Спросил он сам себя, а глянул с прищуром на меня. Самое интересное, что он меня сейчас не на испуг брал, а просто размышлял вслух о том, что со мной делать: убить или оставить жить? Я же лихорадочно просчитывал свои возможности, пытаясь понять, хватит ли у меня сил уложить этого бугая, завладеть оружием и попробовать уйти через распахнутое окно, выходящее на заросший огород. По всему выходило, что нет, но умирать как баран под ножом мясника я не собирался.

– Матвей! – вдруг неожиданно закричал главарь. – Матвей!

В следующее мгновение в горницу ворвался бандит с револьвером в руке, явно готовый пристрелить меня.
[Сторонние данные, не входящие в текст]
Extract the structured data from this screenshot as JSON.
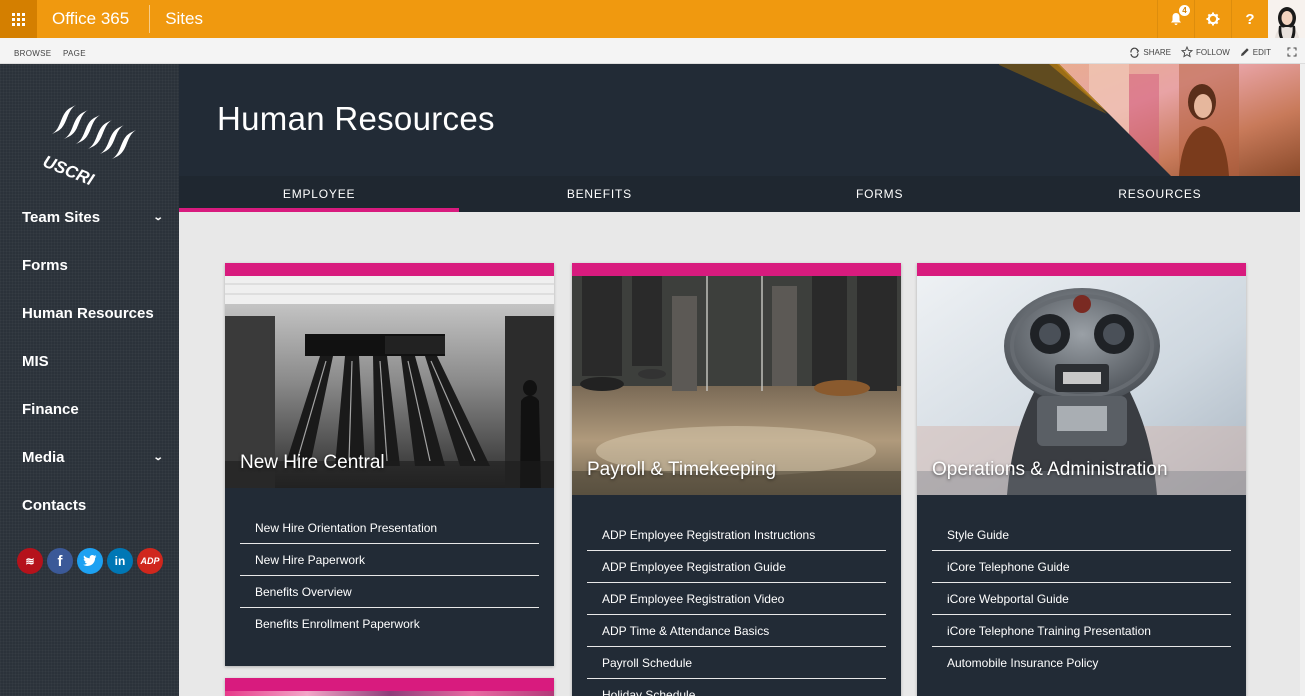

Помимо револьвера у него за поясом был заткнут обрез, а еще висел штык-нож. Судя по скорости его появления, он зашел в дом, как только вышел урка, и тихо стоял, ожидая команды. Теперь мне было понятно, чем была вызвана спокойная расслабленность атамана. Очередная бандитская проверка. Он, видно, уже ловил других на такой крючок. Сердце мое дрогнуло и на долю секунды замерло, словно в ожидании своей дальнейшей судьбы. Сдаваться я не собирался, а только подобрался, готовый ко всему, как атаман неожиданно спросил своего подручного:

– Телегу на пасеку собрали?

– Сделали, как ты сказал, атаман.

– Заберете парня с собой.

Я облегченно выдохнул воздух. Сердце радостно застучало в ребра, крича: «Живой! Ты живой!» Я вышел из дома, радуясь солнцу, теплому ветерку и даже бандитским мордам, которые сейчас рассматривали меня.

Матвей подвел меня к двум бандитам, которые с ленивым интересом оглядели меня.

– Что с ним? – спросил один из них, молодой русый парень с озорными голубыми глазами и пшеничными усами.

– Заберете его с собой – ответил Матвей.

– Иди к той телеге, парень, – сказал мне другой бандит, кивком головы показав направление.

Подойдя к запряженной повозке, я сел. Бандиты тем временем перекинулись словами, после чего один из них сел на коня, а другой – на телегу.

Через пару часов медленного путешествия мы приехали на пасеку. Крепкий дом, большой сад и пасека на три с лишним десятка ульев. Мне дали краюху хлеба, открытую банку мясных консервов американского происхождения и кувшин воды, после чего заперли в подполе. Это говорило о том, что убивать меня не собирались, а просто решили изолировать. Зачем? Мне это было неизвестно, а гадать не имело смысла.

Спустя какое-то время напряжение меня отпустило, и я неожиданно для себя заснул. Проснулся оттого, что захотел в туалет. Постучал в дверь. Спустя несколько минут щелкнул замок, и дверь открылась.

– Выходи, мил человек! – послышался хозяйский голос.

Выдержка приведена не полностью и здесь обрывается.